PAR NAZIM BRAHIMI
Le paysage audiovisuel est dans tous ses états avec la multiplication des mesures de fermeture et de suspension temporaire contre les chaînes TV qui demeurent de droit étranger après plusieurs années d’exercice. Deux chaînes sont désormais, depuis lundi, sous sanctions.
Il s’agit d’El Djazairia One, contre laquelle une décision de fermeture «immédiate et définitive» a été décidée, alors qu’El Bilad TV s’en sort avec un retrait d’accréditation pour une semaine et une suspension d’émission. Des sanctions qui s’ajoutent à celles prononcées récemment contre Lina TV et El Hayat TV.

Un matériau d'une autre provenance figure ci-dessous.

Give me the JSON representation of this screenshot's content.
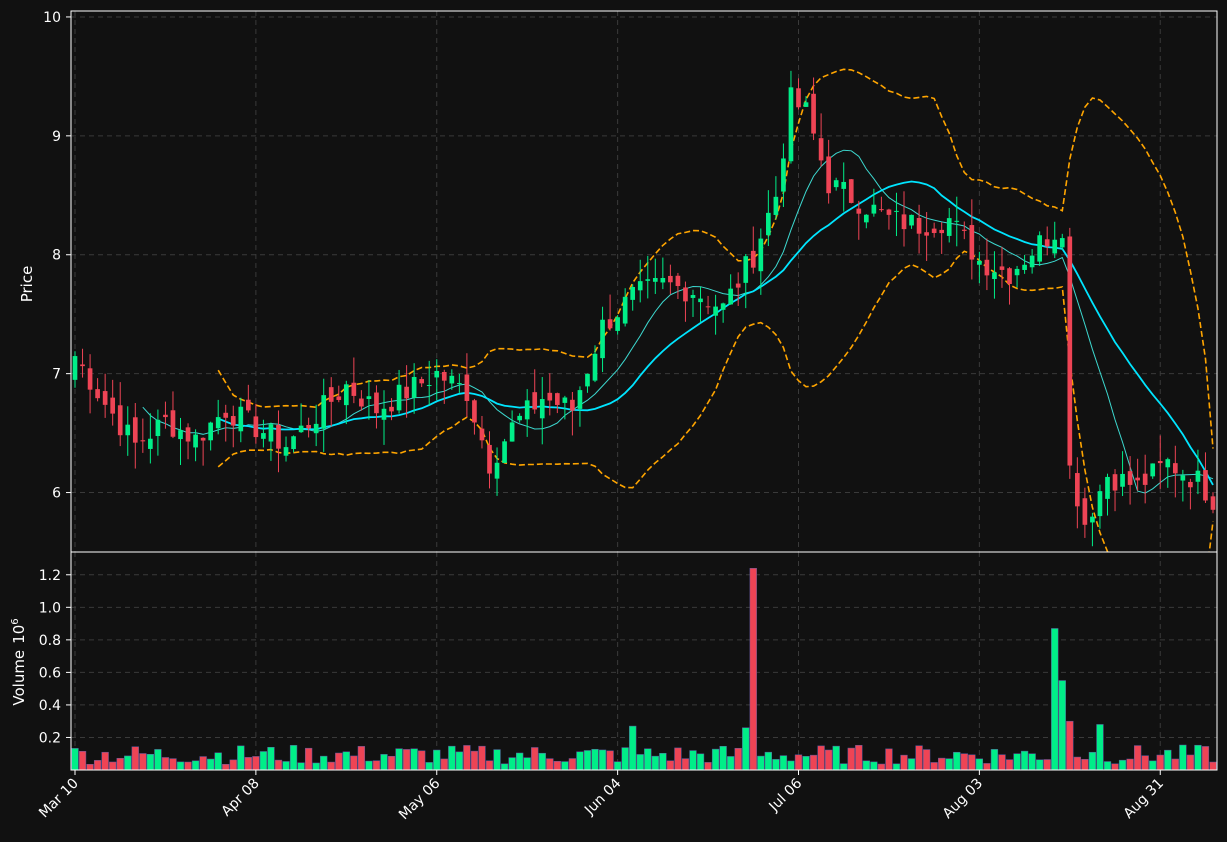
{
  "chart_data": [
    {
      "type": "candlestick",
      "panel": "price",
      "ylabel": "Price",
      "ylim": [
        5.5,
        10.05
      ],
      "yticks": [
        6,
        7,
        8,
        9,
        10
      ],
      "grid": true,
      "colors": {
        "up": "#00ee88",
        "down": "#ee4455",
        "bb": "#ffa500",
        "ma_slow": "#00e5ff",
        "ma_fast": "#3dd9d0"
      },
      "series": [
        {
          "name": "",
          "type": "candlestick",
          "anchors": [
            {
              "i": 0,
              "c": 7.15
            },
            {
              "i": 4,
              "c": 6.75
            },
            {
              "i": 8,
              "c": 6.4
            },
            {
              "i": 12,
              "c": 6.6
            },
            {
              "i": 16,
              "c": 6.45
            },
            {
              "i": 20,
              "c": 6.7
            },
            {
              "i": 24,
              "c": 6.55
            },
            {
              "i": 28,
              "c": 6.4
            },
            {
              "i": 32,
              "c": 6.65
            },
            {
              "i": 36,
              "c": 6.9
            },
            {
              "i": 40,
              "c": 6.7
            },
            {
              "i": 44,
              "c": 6.85
            },
            {
              "i": 48,
              "c": 7.0
            },
            {
              "i": 52,
              "c": 6.85
            },
            {
              "i": 55,
              "c": 6.25
            },
            {
              "i": 58,
              "c": 6.55
            },
            {
              "i": 62,
              "c": 6.8
            },
            {
              "i": 66,
              "c": 6.7
            },
            {
              "i": 70,
              "c": 7.4
            },
            {
              "i": 74,
              "c": 7.65
            },
            {
              "i": 78,
              "c": 7.75
            },
            {
              "i": 82,
              "c": 7.7
            },
            {
              "i": 86,
              "c": 7.55
            },
            {
              "i": 90,
              "c": 8.0
            },
            {
              "i": 93,
              "c": 8.5
            },
            {
              "i": 95,
              "c": 9.3
            },
            {
              "i": 97,
              "c": 9.2
            },
            {
              "i": 100,
              "c": 8.6
            },
            {
              "i": 104,
              "c": 8.45
            },
            {
              "i": 108,
              "c": 8.3
            },
            {
              "i": 112,
              "c": 8.25
            },
            {
              "i": 116,
              "c": 8.3
            },
            {
              "i": 120,
              "c": 7.95
            },
            {
              "i": 124,
              "c": 7.85
            },
            {
              "i": 128,
              "c": 8.1
            },
            {
              "i": 131,
              "c": 8.25
            },
            {
              "i": 132,
              "c": 6.2
            },
            {
              "i": 134,
              "c": 5.75
            },
            {
              "i": 137,
              "c": 6.15
            },
            {
              "i": 141,
              "c": 6.05
            },
            {
              "i": 145,
              "c": 6.25
            },
            {
              "i": 149,
              "c": 6.1
            },
            {
              "i": 151,
              "c": 5.95
            }
          ]
        },
        {
          "name": "",
          "type": "line",
          "role": "moving-average-fast"
        },
        {
          "name": "",
          "type": "line",
          "role": "moving-average-slow"
        },
        {
          "name": "",
          "type": "line",
          "role": "bollinger-upper"
        },
        {
          "name": "",
          "type": "line",
          "role": "bollinger-lower"
        }
      ],
      "x": {
        "start_date": "2024-03-10",
        "count": 152,
        "ticks": [
          {
            "i": 0,
            "label": "Mar 10"
          },
          {
            "i": 24,
            "label": "Apr 08"
          },
          {
            "i": 48,
            "label": "May 06"
          },
          {
            "i": 72,
            "label": "Jun 04"
          },
          {
            "i": 96,
            "label": "Jul 06"
          },
          {
            "i": 120,
            "label": "Aug 03"
          },
          {
            "i": 144,
            "label": "Aug 31"
          }
        ]
      }
    },
    {
      "type": "bar",
      "panel": "volume",
      "ylabel": "Volume",
      "ylabel_exponent": "10",
      "ylabel_exponent_power": "6",
      "ylim": [
        0.0,
        1.34
      ],
      "yticks": [
        "0.2",
        "0.4",
        "0.6",
        "0.8",
        "1.0",
        "1.2"
      ],
      "grid": true,
      "spikes": [
        {
          "i": 90,
          "v": 1.24
        },
        {
          "i": 130,
          "v": 0.87
        },
        {
          "i": 131,
          "v": 0.55
        },
        {
          "i": 132,
          "v": 0.3
        },
        {
          "i": 136,
          "v": 0.28
        },
        {
          "i": 74,
          "v": 0.27
        },
        {
          "i": 89,
          "v": 0.26
        }
      ],
      "base_level": 0.1
    }
  ]
}
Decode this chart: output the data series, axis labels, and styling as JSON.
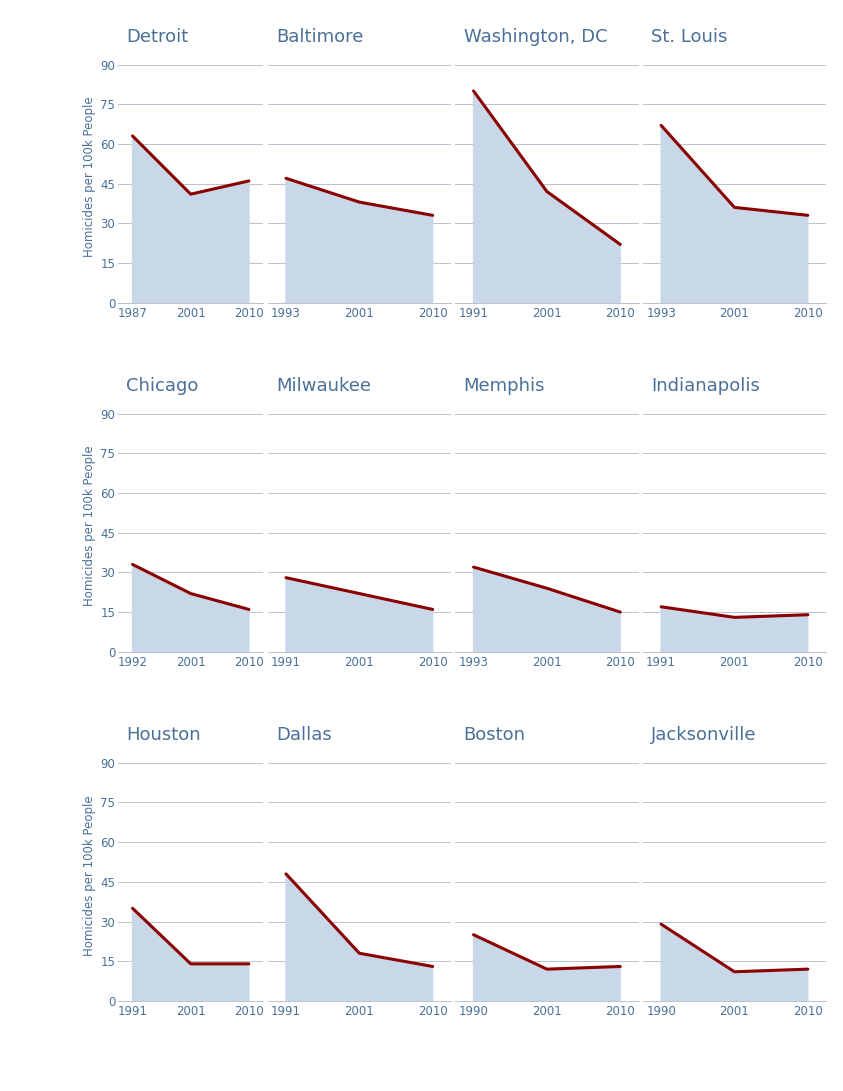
{
  "cities": [
    {
      "name": "Detroit",
      "years": [
        1987,
        2001,
        2010
      ],
      "values": [
        63,
        41,
        46
      ]
    },
    {
      "name": "Baltimore",
      "years": [
        1993,
        2001,
        2010
      ],
      "values": [
        47,
        38,
        33
      ]
    },
    {
      "name": "Washington, DC",
      "years": [
        1991,
        2001,
        2010
      ],
      "values": [
        80,
        42,
        22
      ]
    },
    {
      "name": "St. Louis",
      "years": [
        1993,
        2001,
        2010
      ],
      "values": [
        67,
        36,
        33
      ]
    },
    {
      "name": "Chicago",
      "years": [
        1992,
        2001,
        2010
      ],
      "values": [
        33,
        22,
        16
      ]
    },
    {
      "name": "Milwaukee",
      "years": [
        1991,
        2001,
        2010
      ],
      "values": [
        28,
        22,
        16
      ]
    },
    {
      "name": "Memphis",
      "years": [
        1993,
        2001,
        2010
      ],
      "values": [
        32,
        24,
        15
      ]
    },
    {
      "name": "Indianapolis",
      "years": [
        1991,
        2001,
        2010
      ],
      "values": [
        17,
        13,
        14
      ]
    },
    {
      "name": "Houston",
      "years": [
        1991,
        2001,
        2010
      ],
      "values": [
        35,
        14,
        14
      ]
    },
    {
      "name": "Dallas",
      "years": [
        1991,
        2001,
        2010
      ],
      "values": [
        48,
        18,
        13
      ]
    },
    {
      "name": "Boston",
      "years": [
        1990,
        2001,
        2010
      ],
      "values": [
        25,
        12,
        13
      ]
    },
    {
      "name": "Jacksonville",
      "years": [
        1990,
        2001,
        2010
      ],
      "values": [
        29,
        11,
        12
      ]
    }
  ],
  "ylim": [
    0,
    95
  ],
  "yticks": [
    0,
    15,
    30,
    45,
    60,
    75,
    90
  ],
  "fill_color": "#c8d8e8",
  "line_color": "#8b0000",
  "title_color": "#4a7098",
  "ylabel": "Homicides per 100k People",
  "ylabel_color": "#4a7098",
  "tick_color": "#4a7098",
  "grid_color": "#b8c4d0",
  "bg_color": "#ffffff",
  "line_width": 2.2,
  "title_fontsize": 13,
  "tick_fontsize": 8.5,
  "ylabel_fontsize": 8.5
}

S’agissant des cas d’El Djazairia One, le ministère de la Communication et l’Autorité de régulation de l’audiovisuel (Arav) ont annoncé, lundi, dans un communiqué conjoint, la fermeture «immédiate et définitive» de ladite chaîne pour des motifs liés au «non-respect des exigences de l’ordre public» et d’autres en rapport avec «les poursuites judiciaires à l’encontre des fondateurs et gérants de la chaîne».
Les rédacteurs du communiqué ont expliqué que «partant de ses missions de régulation et de contrôle de la scène audiovisuelle et suivant les prérogatives que lui confère la loi 14-04 relative à l’activité du secteur, l’Arav a enregistré des violations professionnelles provenant de la chaîne El Djazairia One relatives au non-respect des exigences de l’ordre public, outre la violation par l’un des associés de cette chaîne de la loi sur l’activité audiovisuelle, laquelle interdit l’acquisition d’actions dans plus d’une chaîne télévisée».
Et de relever qu’aux «précédents motifs s’ajoutent les poursuites judiciaires et le mandat d’arrêt rendu par la justice algérienne à l’encontre des frères propriétaires, fondateurs et gérants de cette chaîne pour infraction à la législation et à la réglementation de change et mouvements de capitaux de et vers l’Algérie, d’une part, blanchiment d’argent, d’autre part».
En ce qui concerne la chaîne El Bilad TV, c’est une décision de fermeture qui a été annoncée avec le retrait de son accréditation pour une semaine en raison de ses «violations répétées» des dispositions édictées dans la loi relative à l’activité audiovisuelle, notamment ses articles 48 et 103. «L’article 48 de la loi relative à l’activité audiovisuelle impose notamment le respect des règles professionnelles, d’éthique et de déontologie dans l’exercice de l’activité audiovisuelle quels qu’en soient la nature, le support et le mode de diffusion, la mise en place des mécanismes et des procédés techniques de protection des enfants mineurs et des adolescents dans les programmes diffusés et ne pas faire l’apologie de la violence», est-il indiqué dans un communiqué conjoint du ministère de la communication et de l’Arav. Pour ce faire, l’article 103 de ladite loi évoque «la suspension immédiate de l’autorisation préalable sans mise en demeure préalable», peut-on lire dans le communiqué.
La même source a précisé que l’Arav a enregistré «des violations, par la chaîne El Bilad TV, qui n’a pas mis en place des mécanismes et des mesures techniques de protection des enfants mineurs lors de la diffusion de ses programmes, outre la diffusion d’un extrait d’une séquence répétée des images du crime odieux contre le chahid Djamel Bensmaïl, victime d’un acte ciblé perpétré par une organisation terroriste, ce qui constitue une violation flagrante des engagements juridiques et moraux de la chaîne». Au regard de «ces dépassements», ajoute la même source, il a été décidé la fermeture de la chaîne El Bilad pour une semaine, à compter du 24 août 2021.
Une fermeture qui allonge la liste des chaînes fermées, à l’image de Lina TV contre laquelle a été prononcée, le 16 août en cours, la fermeture «immédiate et définitive» pour «activités en dehors des cadres juridiques».
«En réponse à la demande de l’Arav, le ministère de la Communication précise que la chaîne Lina TV n’a jamais bénéficié d’agrément préalable pour l’exercice de son activité audiovisuelle en Algérie et ses activités en dehors des cadres juridiques en vigueur exigent sa fermeture immédiate et définitive», avait indiqué le département d’Ammar Belhimer.
Le communiqué de la dernière réunion du Conseil des ministres, tenu dimanche dernier, a relevé que le Président Tebboune «a donné des instructions portant accélération de la réforme du cadre législatif relatif à l’audiovisuel et du cahier des charges régissant les engagements généraux en matière de respect des libertés fondamentales, des exigences de la gestion démocratique de la société et du maintien de l’ordre public, parallèlement à l’organisation de l’exploitation des services de la télédiffusion et de la radiodiffusion».